Java Regex Ordering with \b

Question

I am facing a weird problem with Java Regex when combined with the word-boundary \b. Read through Oracle - RegexBounds and RegularExpressions - WordBoundaries

Below is my regex (Java String) (for a email address)

"\\b[A-Z0-9._!#$%&'*+-/=?^`{}|~]+@([-0-9a-zA-Z]+[.])+[a-zA-Z]{2,6}$"

This regex matches the email test$@example.com but not $test@example.com.

However, when I remove \b (Java String \\b), it matches both the email. This is the case for all the special characters in the regex.

Whats happening with \b in the ordering of regex? I though that [A-Z0-9._!#$%&'*+-/=?^`{}|~]+ should match text in any order irrespective of \b

Code Snippet:

import java.util.regex.Matcher;
import java.util.regex.Pattern;

public class ValidationUtil {

    private static final String EMAIL_ADDRESS_REGEX = "\\b[A-Z0-9._!#$%&'*+-/=?^`{}|~]+@([-0-9a-zA-Z]+[.])+[a-zA-Z]{2,6}$";
    private static final Pattern EMAIL_ADDRESS_PATTERN = Pattern.compile(EMAIL_ADDRESS_REGEX, Pattern.CASE_INSENSITIVE);

    public static boolean isValidEmail(String email) {
        if (email == null) {
            return false;
        }
        Matcher matcher = EMAIL_ADDRESS_PATTERN.matcher(email);
        return matcher.matches();
    }
}

After this issue, I moved the regex validation to apache-commons EmailValidator.

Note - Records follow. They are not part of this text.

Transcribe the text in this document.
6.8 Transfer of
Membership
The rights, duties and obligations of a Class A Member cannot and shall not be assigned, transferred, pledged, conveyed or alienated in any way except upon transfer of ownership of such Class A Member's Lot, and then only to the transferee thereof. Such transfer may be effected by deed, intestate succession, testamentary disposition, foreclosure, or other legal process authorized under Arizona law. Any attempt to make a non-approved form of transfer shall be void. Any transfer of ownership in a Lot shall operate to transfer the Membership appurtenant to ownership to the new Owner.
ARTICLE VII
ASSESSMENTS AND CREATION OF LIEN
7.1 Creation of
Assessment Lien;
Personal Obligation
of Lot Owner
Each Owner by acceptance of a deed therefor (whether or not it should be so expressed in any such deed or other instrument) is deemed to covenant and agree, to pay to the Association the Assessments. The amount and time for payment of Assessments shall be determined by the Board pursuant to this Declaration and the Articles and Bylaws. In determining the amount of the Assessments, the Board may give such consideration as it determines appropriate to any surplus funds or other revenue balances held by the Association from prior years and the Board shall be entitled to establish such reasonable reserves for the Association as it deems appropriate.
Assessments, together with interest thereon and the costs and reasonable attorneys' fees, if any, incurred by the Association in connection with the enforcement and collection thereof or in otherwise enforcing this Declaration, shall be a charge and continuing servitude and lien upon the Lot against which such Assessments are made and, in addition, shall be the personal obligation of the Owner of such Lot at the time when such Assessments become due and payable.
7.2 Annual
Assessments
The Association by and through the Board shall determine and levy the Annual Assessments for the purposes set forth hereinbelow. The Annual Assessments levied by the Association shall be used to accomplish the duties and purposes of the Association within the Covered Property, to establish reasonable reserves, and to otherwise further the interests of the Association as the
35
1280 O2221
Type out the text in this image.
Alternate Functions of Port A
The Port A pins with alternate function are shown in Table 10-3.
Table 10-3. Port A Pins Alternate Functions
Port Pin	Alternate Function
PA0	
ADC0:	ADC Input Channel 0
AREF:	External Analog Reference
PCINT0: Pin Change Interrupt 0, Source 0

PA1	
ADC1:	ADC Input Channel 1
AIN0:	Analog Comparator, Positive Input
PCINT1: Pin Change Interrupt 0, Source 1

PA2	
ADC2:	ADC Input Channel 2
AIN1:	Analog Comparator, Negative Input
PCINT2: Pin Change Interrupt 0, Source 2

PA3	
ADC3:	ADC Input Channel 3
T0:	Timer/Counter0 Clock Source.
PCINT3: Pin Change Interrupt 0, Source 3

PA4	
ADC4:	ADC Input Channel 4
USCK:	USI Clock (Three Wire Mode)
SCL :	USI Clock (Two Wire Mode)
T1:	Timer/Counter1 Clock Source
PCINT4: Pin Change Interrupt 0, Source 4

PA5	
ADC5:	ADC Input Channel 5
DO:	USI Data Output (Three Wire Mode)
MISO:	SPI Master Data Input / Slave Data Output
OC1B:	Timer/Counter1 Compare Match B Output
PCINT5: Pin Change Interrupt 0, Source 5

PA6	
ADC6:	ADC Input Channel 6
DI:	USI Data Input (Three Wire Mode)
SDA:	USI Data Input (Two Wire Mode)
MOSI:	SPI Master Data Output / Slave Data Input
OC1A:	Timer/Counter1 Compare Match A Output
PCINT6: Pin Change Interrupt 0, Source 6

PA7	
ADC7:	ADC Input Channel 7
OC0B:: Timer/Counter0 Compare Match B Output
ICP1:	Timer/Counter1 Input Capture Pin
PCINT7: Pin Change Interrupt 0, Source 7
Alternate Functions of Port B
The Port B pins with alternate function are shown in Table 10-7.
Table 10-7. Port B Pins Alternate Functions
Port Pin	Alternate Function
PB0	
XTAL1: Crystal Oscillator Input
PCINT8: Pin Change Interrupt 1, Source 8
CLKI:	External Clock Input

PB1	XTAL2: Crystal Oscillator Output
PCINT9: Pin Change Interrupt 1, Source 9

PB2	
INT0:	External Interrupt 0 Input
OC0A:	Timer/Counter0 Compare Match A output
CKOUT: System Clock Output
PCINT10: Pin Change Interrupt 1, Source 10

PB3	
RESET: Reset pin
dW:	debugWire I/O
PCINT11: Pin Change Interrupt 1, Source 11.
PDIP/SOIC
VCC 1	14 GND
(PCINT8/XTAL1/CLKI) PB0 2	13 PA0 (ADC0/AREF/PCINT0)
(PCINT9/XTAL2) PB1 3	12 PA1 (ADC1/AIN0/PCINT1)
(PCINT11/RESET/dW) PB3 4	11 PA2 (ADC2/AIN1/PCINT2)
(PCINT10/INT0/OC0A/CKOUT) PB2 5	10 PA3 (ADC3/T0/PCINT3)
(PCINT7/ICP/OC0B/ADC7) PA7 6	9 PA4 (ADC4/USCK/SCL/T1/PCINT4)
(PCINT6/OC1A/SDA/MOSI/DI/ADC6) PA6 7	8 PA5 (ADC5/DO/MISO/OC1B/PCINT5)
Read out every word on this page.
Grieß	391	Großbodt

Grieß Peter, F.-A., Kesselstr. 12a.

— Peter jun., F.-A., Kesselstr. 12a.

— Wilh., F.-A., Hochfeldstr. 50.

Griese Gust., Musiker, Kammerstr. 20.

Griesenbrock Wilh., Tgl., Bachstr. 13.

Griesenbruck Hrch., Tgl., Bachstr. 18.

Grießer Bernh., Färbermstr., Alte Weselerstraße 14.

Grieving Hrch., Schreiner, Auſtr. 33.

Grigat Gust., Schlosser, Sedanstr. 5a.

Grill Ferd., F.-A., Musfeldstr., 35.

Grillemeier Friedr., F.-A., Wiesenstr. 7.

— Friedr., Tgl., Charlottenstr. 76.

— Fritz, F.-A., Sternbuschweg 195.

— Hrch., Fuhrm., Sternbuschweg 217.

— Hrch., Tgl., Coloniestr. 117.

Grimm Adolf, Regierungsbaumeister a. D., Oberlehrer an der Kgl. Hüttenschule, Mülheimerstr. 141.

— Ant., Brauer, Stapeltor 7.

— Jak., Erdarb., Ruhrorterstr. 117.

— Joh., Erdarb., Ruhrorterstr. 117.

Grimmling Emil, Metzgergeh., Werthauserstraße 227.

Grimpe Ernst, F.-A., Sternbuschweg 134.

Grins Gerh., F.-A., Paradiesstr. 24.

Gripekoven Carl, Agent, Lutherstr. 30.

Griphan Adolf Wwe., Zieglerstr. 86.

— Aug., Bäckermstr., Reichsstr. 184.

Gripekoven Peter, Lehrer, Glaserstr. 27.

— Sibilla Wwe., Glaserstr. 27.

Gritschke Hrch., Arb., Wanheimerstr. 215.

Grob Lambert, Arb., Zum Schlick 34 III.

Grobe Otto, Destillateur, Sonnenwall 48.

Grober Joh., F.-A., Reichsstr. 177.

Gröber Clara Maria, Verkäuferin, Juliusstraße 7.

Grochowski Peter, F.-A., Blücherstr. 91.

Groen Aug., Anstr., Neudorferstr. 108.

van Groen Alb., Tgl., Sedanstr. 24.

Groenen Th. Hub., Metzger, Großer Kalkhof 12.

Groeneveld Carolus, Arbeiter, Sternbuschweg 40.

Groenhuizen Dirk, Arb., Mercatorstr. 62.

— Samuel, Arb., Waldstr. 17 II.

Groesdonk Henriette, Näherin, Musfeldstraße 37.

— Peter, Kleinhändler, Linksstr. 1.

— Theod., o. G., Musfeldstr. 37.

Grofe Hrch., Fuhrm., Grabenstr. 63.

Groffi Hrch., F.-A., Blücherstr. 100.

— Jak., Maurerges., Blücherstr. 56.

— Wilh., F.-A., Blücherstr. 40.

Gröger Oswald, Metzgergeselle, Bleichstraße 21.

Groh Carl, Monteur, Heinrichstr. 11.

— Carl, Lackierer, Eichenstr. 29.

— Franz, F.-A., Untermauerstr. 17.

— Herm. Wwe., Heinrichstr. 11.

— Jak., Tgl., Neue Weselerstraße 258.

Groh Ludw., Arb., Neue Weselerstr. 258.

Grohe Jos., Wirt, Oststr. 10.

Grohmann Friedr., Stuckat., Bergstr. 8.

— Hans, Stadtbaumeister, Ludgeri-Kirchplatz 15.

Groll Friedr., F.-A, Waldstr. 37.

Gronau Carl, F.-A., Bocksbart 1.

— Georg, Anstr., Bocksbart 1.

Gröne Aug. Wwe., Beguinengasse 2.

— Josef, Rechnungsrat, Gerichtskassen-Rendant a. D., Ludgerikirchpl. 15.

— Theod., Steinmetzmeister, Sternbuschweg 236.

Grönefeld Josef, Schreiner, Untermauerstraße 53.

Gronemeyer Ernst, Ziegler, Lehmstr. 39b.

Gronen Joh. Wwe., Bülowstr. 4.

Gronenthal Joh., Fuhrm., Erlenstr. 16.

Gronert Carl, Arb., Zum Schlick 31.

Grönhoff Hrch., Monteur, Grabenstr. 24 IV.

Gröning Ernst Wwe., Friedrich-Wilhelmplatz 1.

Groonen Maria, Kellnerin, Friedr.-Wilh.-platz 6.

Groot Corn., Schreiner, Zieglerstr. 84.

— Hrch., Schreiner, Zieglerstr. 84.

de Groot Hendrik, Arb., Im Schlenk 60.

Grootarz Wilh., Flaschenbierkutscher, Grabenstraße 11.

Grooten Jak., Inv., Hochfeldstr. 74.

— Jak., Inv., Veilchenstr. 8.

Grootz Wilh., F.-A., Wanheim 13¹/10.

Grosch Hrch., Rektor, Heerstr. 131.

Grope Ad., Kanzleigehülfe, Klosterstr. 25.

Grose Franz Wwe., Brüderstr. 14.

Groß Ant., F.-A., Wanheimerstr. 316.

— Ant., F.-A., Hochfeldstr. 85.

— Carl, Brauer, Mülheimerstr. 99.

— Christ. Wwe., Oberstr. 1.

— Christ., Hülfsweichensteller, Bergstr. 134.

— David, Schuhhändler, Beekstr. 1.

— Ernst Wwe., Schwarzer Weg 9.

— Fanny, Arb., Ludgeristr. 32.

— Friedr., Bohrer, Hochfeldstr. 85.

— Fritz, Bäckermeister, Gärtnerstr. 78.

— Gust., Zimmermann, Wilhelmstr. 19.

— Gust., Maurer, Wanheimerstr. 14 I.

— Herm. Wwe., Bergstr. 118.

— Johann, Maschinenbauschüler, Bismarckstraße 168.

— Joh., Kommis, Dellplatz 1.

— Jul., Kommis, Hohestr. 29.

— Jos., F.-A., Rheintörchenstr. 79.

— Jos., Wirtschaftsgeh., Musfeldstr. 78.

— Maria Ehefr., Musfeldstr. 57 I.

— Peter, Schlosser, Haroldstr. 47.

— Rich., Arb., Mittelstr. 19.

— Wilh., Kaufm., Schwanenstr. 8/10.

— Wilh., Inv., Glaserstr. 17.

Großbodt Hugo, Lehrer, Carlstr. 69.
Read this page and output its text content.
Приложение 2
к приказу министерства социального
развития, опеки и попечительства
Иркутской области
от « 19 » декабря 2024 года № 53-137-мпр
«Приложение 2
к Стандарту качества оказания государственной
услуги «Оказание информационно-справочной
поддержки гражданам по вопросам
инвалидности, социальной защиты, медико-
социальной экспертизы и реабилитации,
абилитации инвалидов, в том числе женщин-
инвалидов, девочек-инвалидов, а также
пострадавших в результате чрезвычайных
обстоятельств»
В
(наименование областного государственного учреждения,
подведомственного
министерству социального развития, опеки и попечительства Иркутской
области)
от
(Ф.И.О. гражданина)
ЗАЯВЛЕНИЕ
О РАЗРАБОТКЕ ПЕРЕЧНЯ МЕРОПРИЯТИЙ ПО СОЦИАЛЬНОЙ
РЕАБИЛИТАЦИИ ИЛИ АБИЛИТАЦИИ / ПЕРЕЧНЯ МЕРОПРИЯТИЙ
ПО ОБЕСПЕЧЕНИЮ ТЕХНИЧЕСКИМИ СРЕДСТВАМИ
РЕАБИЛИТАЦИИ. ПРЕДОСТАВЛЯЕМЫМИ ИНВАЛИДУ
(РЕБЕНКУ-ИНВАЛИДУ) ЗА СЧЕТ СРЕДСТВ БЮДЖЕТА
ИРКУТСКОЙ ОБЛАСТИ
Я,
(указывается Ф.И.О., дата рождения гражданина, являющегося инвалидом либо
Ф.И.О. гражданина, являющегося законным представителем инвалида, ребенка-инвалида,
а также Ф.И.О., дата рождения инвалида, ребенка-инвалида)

But still curious why this weird behavior.

I went through many stackoverflow topics on issue with \b, but couldn't find a related one.

Answer 1

To quote the page you link to:

There are three different positions that qualify as word boundaries:

• Before the first character in the string, if the first character is a word character.
• ...

The first character, $, is not a word character, so the \b isn't matched at the start of the string and therefore the entire regex isn't matched.